Sunday, March 16, 2008

Buck Mulligan

While Stephen spends his time thinking and brooding, Buck appreciates the more physical aspects of life. Buck is described as having an equine (horse-like) face, and details like this and his name suggest that he is more animalistic, more about the primitive and natural than the intellectual. He tries to suggest his name has a Hellenic ring, even though it’s Stephen who has the clearly Greek name. He is sacrilegious and thoroughly irreverent, and while this fact cannot be held against him (Joyce doesn’t seem to be entirely in favor of the Catholic Church), it seems that he is not truly qualified to hold any sort of opinion, due to the fact that he probably hasn’t thought through and understood these ideas that he outwardly rejects.

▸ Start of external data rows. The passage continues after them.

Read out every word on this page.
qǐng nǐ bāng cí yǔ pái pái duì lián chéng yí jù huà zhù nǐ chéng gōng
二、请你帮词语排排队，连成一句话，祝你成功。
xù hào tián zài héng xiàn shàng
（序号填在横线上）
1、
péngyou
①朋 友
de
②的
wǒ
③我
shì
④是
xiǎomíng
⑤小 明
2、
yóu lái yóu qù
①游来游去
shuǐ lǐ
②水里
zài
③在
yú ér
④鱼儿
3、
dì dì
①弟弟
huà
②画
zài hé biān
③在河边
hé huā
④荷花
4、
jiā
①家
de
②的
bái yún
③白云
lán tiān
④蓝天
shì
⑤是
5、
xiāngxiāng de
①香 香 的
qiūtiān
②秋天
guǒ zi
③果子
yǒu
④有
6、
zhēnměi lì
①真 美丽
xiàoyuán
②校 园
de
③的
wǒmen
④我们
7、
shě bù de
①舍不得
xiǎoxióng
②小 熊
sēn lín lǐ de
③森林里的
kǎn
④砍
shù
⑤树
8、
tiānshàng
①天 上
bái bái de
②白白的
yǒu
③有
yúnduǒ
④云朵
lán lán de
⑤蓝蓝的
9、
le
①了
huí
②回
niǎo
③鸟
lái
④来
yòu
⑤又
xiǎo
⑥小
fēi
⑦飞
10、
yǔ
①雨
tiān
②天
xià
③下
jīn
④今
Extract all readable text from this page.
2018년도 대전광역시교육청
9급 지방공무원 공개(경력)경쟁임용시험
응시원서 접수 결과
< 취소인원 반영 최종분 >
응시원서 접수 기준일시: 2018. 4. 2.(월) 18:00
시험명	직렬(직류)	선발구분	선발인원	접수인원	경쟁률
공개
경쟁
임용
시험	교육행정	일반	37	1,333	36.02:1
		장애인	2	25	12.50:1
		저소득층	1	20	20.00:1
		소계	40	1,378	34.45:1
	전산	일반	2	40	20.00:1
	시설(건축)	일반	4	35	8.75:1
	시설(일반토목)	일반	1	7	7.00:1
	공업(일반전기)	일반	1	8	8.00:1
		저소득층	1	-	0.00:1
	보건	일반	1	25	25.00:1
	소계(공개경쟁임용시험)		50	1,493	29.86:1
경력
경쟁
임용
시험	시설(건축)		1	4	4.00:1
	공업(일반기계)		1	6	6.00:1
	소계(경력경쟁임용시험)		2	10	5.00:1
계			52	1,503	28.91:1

His appearance recalls the image of a “patron of arts in the middle ages” (1). Like patrons of the arts, he is not involved in the creation of art (as Stephen is), but in the financial, public, more superficial aspects. Interestingly, he refers to Stephen at one time as “Caliban,” the beast-like human who serves under the wizard Prospero in a Shakespearean play (6). While this comparison emphasizes Stephen’s servant-like role, it is also ironic in that the character of Caliban is often seen as a symbol for the wild, natural man (he once attempted to rape his master’s daughter) devoid of art or high intellect.